Comment #1 by: Neville on 14 Sep 2009, 16:43 UTC reply to this comment

Without considering browser speeds, this information is all but worthless. It is usually not clock time that one wants to extend, instead it is amount accomplished. If one browser is 20% slower but consumes 5% less battery life, I've gotten less done, not more.

In my experience IE is the slowest browser, while Firefox and Chrome are usually about 10-20% faster, and as much as 60-80% faster with JavaScript-intensive pages.


Comment #2 by: mc on 15 Sep 2009, 09:42 UTC reply to this comment

IE it's 2-3 times slower than other browsers, how does it help you when the battery lasts 5 min longer at the price of doing only half the work?

The battery lasts 5-10 mlonger but you wait something like 30 min more for pages to load/display. Great choice, a la Micro$oft. You waist 30 min but you keep the laptop running for 10 more minutes.

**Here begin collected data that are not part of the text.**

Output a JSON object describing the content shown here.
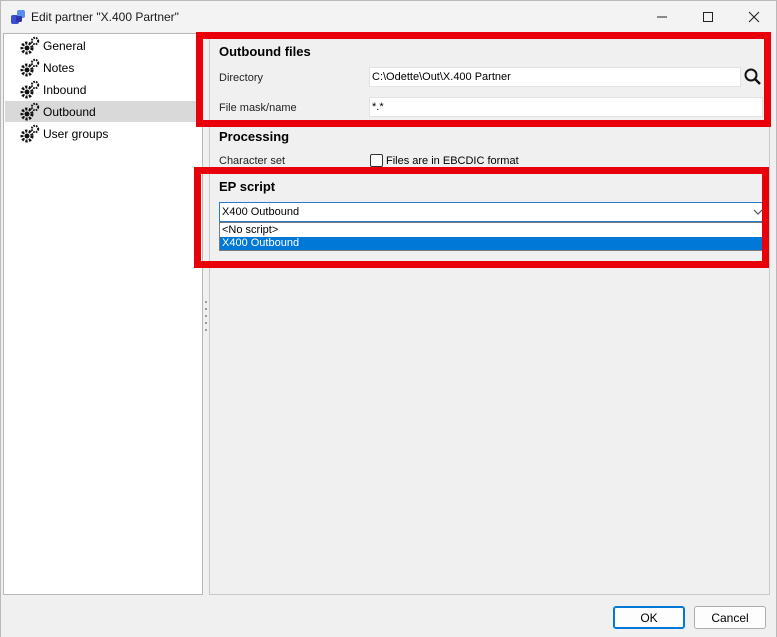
{
  "window": {
    "title": "Edit partner \"X.400 Partner\"",
    "controls": {
      "minimize": "—",
      "maximize": "☐",
      "close": "✕"
    }
  },
  "sidebar": {
    "items": [
      {
        "label": "General",
        "icon": "gear-icon"
      },
      {
        "label": "Notes",
        "icon": "gear-icon"
      },
      {
        "label": "Inbound",
        "icon": "gear-icon"
      },
      {
        "label": "Outbound",
        "icon": "gear-icon",
        "selected": true
      },
      {
        "label": "User groups",
        "icon": "gear-icon"
      }
    ]
  },
  "outbound_files": {
    "title": "Outbound files",
    "directory_label": "Directory",
    "directory_value": "C:\\Odette\\Out\\X.400 Partner",
    "file_mask_label": "File mask/name",
    "file_mask_value": "*.*"
  },
  "processing": {
    "title": "Processing",
    "charset_label": "Character set",
    "ebcdic_label": "Files are in EBCDIC format",
    "ebcdic_checked": false
  },
  "ep_script": {
    "title": "EP script",
    "selected": "X400 Outbound",
    "options": [
      "<No script>",
      "X400 Outbound"
    ]
  },
  "buttons": {
    "ok": "OK",
    "cancel": "Cancel"
  },
  "colors": {
    "highlight_box": "#e8000b",
    "selection": "#0078d7"
  }
}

Comment #3 by: fencemeister717 on 17 Sep 2009, 01:25 UTC reply to this comment

i cant speak much for laptops but the statements made are totally false on my Pentium II with a measly 384mb of ram! in fact IE8 uses the most ram and takes the most time to load with safari 4 in a close second. followed by FF 3.5 then Google chrome. I find Opera 9.64 and 10 are very close to the numeral uno speedster on my system. which is none other that K-Meleon. Oh did i mention i use xp with sp1? several friends have told me my xp comp loads pages faster than their vista piles of rumble. in fact a few of them have upgrade back to xp after using my vintage 1997 beast. Personally I dont know how you came to these conclusions otehr than trying to sway a newbie one way or another. suprisingly it seems alot of others agree with me so im lead to believe this comparison is nothing more that propaganda BS!